Abstract

In view of the difficulties in using antidepressant agents as training drugs in drug discrimination research, it was reasoned that tianeptine, because of its short duration of action and its lack of toxicity associated with long-term administration, would be well-suited to establish a discriminative stimulus cue in rats and, hence, a valuable tool in the investigation of the neural basis of depression. A drug discrimination procedure was used to determine whether tianeptine was associated with a specific discriminative stimulus effect, and substitution tests were conducted to determine whether this effect was mediated by serotonergic mechanisms.

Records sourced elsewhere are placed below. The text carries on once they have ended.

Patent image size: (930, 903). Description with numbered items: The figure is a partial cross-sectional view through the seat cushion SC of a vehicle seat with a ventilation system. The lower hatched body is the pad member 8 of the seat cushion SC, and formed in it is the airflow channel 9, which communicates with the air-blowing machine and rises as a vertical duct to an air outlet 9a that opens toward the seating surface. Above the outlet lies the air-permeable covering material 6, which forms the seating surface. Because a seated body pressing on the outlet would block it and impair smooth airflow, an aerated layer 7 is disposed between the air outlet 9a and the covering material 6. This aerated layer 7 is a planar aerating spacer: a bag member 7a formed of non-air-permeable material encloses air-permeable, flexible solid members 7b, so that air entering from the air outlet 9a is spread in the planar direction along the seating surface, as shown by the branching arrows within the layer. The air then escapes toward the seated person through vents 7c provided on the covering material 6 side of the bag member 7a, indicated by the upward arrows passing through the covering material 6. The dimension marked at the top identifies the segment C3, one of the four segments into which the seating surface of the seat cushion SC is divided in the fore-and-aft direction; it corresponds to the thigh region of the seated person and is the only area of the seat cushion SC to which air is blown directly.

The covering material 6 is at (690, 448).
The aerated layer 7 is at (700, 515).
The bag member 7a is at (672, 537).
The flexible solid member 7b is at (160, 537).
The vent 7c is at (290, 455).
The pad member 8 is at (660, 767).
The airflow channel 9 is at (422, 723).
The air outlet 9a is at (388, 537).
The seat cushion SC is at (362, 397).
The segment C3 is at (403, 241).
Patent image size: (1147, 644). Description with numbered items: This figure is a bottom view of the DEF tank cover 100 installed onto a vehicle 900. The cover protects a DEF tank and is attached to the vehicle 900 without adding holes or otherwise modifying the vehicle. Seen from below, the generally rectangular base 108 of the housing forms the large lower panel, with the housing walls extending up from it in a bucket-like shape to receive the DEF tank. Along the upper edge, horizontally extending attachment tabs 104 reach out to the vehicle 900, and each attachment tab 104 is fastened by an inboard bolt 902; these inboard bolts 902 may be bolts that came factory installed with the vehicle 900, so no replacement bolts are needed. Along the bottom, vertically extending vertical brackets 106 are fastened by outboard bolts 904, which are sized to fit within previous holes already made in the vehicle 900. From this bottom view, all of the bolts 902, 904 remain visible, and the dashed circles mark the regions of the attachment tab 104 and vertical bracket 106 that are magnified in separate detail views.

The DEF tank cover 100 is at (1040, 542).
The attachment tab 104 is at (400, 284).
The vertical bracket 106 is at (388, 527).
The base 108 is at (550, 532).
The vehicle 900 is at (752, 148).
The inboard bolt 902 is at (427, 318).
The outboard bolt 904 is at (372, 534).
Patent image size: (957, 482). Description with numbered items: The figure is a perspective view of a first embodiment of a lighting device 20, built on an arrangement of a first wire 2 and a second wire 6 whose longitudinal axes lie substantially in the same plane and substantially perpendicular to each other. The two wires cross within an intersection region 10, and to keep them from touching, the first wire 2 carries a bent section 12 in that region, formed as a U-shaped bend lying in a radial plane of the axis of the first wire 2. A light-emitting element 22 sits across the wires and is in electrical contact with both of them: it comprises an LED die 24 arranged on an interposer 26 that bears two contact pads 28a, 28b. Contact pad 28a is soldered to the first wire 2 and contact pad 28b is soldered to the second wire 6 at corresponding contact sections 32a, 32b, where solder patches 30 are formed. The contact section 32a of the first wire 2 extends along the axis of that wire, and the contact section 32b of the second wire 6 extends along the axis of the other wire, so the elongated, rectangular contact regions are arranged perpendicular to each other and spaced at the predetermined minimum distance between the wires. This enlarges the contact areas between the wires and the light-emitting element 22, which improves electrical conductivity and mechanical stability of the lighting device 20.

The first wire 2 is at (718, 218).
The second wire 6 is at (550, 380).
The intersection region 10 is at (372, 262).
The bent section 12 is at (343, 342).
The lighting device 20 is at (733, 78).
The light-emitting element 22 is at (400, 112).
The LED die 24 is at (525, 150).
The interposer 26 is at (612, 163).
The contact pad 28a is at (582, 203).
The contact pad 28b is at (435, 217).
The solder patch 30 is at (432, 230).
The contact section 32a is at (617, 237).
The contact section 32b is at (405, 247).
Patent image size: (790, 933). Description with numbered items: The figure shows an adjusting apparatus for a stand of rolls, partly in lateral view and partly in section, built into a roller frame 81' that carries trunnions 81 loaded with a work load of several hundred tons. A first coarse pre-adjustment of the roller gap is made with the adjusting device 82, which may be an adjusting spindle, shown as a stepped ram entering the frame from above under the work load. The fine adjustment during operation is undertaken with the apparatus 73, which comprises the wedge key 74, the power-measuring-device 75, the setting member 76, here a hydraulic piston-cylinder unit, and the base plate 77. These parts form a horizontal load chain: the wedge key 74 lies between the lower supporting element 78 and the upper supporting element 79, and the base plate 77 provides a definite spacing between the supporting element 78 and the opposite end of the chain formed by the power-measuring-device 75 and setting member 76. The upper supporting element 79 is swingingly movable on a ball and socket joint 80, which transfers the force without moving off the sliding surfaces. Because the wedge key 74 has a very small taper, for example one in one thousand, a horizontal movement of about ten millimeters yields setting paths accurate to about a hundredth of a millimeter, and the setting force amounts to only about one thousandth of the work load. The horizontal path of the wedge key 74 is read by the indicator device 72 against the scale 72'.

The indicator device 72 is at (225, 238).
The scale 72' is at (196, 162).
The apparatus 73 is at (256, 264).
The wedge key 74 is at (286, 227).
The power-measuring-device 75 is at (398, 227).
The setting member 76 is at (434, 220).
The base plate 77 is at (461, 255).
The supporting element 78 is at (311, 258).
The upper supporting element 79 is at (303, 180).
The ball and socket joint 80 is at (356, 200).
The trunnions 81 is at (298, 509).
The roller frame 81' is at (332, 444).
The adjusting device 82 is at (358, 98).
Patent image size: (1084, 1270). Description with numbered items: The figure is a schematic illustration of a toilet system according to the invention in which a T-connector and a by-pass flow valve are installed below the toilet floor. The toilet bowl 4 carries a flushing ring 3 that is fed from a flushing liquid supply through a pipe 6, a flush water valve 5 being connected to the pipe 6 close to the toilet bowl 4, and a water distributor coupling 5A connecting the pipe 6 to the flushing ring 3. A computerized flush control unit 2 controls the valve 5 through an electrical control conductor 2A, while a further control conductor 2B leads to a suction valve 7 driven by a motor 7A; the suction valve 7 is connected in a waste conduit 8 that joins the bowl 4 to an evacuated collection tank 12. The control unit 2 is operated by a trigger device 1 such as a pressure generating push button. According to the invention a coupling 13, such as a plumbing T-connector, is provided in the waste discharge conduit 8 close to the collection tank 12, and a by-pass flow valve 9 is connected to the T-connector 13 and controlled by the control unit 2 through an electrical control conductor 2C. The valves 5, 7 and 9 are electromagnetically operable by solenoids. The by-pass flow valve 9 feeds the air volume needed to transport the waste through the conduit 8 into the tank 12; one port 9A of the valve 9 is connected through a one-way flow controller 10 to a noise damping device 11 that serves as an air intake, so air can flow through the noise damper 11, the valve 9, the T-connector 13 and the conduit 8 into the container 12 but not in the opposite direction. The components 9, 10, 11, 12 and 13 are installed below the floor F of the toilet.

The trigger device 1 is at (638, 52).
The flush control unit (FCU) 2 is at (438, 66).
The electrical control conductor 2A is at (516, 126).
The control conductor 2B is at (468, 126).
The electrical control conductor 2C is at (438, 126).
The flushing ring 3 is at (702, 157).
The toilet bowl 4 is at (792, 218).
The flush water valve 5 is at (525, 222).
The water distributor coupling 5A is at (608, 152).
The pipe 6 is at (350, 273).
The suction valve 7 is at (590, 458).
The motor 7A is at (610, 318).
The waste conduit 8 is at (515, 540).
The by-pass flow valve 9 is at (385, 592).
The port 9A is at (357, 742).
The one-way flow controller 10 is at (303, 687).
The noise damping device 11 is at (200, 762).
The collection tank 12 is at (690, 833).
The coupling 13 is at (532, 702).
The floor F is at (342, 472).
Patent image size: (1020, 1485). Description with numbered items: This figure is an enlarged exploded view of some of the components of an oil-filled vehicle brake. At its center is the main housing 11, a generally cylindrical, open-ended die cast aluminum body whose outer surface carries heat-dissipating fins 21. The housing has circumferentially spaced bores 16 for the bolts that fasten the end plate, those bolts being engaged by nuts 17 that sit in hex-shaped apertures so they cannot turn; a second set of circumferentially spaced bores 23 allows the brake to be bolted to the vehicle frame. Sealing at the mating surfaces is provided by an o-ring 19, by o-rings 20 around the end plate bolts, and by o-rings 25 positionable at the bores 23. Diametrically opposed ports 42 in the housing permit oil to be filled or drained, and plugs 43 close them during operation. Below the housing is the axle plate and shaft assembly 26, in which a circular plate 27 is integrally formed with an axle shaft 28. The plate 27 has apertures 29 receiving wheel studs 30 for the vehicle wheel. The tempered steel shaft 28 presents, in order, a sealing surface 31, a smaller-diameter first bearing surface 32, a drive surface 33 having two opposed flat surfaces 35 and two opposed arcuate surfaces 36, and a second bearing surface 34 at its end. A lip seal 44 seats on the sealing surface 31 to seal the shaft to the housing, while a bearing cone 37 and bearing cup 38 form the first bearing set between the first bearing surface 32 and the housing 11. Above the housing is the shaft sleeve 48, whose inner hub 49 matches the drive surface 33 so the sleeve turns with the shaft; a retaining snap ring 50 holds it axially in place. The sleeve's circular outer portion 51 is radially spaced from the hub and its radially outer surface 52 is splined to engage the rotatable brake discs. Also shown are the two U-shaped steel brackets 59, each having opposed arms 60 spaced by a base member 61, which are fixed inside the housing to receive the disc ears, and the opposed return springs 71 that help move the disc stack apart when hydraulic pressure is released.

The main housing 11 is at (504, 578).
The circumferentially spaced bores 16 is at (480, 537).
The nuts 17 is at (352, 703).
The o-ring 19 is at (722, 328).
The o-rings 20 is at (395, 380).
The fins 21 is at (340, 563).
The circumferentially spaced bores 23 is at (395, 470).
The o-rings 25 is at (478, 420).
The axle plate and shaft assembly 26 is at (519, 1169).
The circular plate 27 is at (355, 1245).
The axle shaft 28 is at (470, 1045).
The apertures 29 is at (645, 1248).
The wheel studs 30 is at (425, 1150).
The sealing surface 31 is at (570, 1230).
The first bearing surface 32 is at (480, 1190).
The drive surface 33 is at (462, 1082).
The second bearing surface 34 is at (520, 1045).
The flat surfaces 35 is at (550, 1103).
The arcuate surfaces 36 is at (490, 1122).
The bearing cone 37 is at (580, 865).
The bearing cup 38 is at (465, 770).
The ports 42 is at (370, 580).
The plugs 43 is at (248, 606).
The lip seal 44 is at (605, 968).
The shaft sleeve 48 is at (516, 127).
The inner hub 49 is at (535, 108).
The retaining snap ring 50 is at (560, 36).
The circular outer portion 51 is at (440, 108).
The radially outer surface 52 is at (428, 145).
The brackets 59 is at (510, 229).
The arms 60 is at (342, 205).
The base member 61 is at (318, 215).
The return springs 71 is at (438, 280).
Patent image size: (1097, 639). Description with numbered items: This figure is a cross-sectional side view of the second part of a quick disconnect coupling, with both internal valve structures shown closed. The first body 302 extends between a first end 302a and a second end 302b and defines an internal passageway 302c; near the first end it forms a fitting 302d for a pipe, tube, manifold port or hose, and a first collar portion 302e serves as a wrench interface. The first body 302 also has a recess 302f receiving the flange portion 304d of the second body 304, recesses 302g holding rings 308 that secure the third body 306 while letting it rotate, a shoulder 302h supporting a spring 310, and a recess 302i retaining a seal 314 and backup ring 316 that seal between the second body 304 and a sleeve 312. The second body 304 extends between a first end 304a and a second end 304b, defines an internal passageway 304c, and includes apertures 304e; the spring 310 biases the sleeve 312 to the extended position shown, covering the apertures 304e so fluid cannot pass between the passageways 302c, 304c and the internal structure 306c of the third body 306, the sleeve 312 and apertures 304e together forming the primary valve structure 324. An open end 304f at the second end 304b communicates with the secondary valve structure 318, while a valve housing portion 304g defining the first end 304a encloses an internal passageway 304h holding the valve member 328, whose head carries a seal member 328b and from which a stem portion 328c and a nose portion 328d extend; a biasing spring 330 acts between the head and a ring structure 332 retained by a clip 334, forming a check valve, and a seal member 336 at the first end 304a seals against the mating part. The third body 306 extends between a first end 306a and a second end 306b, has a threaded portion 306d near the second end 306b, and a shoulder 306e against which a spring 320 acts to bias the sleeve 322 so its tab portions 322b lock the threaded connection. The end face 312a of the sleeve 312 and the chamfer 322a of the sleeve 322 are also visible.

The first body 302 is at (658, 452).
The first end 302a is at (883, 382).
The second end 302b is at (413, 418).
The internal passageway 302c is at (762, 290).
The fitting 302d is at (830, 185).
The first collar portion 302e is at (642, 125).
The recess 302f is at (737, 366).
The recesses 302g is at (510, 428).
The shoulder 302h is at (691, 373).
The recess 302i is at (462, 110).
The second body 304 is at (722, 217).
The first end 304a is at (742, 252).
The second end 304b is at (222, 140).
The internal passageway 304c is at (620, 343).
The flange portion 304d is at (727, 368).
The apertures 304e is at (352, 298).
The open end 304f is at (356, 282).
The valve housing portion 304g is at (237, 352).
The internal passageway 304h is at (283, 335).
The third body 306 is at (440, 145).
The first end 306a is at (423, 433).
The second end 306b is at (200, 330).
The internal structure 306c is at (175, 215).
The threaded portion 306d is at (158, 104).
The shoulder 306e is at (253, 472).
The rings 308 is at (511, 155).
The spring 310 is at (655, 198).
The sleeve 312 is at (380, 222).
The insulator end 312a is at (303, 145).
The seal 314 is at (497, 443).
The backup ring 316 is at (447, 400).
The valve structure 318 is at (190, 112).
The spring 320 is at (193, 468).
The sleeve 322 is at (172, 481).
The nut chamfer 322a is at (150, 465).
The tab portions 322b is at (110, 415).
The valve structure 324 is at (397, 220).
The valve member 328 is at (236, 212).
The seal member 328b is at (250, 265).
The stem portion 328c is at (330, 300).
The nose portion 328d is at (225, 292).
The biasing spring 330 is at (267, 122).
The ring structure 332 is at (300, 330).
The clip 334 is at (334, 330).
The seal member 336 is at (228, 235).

Rats were trained to discriminate 10 mg/kg tianeptine from saline and were tested with fluoxetine, a selective serotonin (5-HT) reuptake inhibitor; venlafaxine, a 5-HT/noradrenaline reuptake inhibitor; 8-hydroxy-(2-di-n-propylamino)tetralin (8-OH-DPAT), a selective 5-HT1A agonist; and caffeine, a nonselective antagonist of adenosine receptors. Tianeptine induced a specific, robust, and sustained discriminative stimulus in rats. Fluoxetine and 8-OH-DPAT partially substituted for tianeptine by producing >50% of tianeptine-appropriate lever responding. In contrast, venlafaxine and caffeine induced responding on a saline-associated lever. The discriminative stimulus effect of tianeptine is mediated by serotonergic mechanisms, but what is surprising is that this mechanism seems to be, at least partially, enhanced by serotonergic transmission.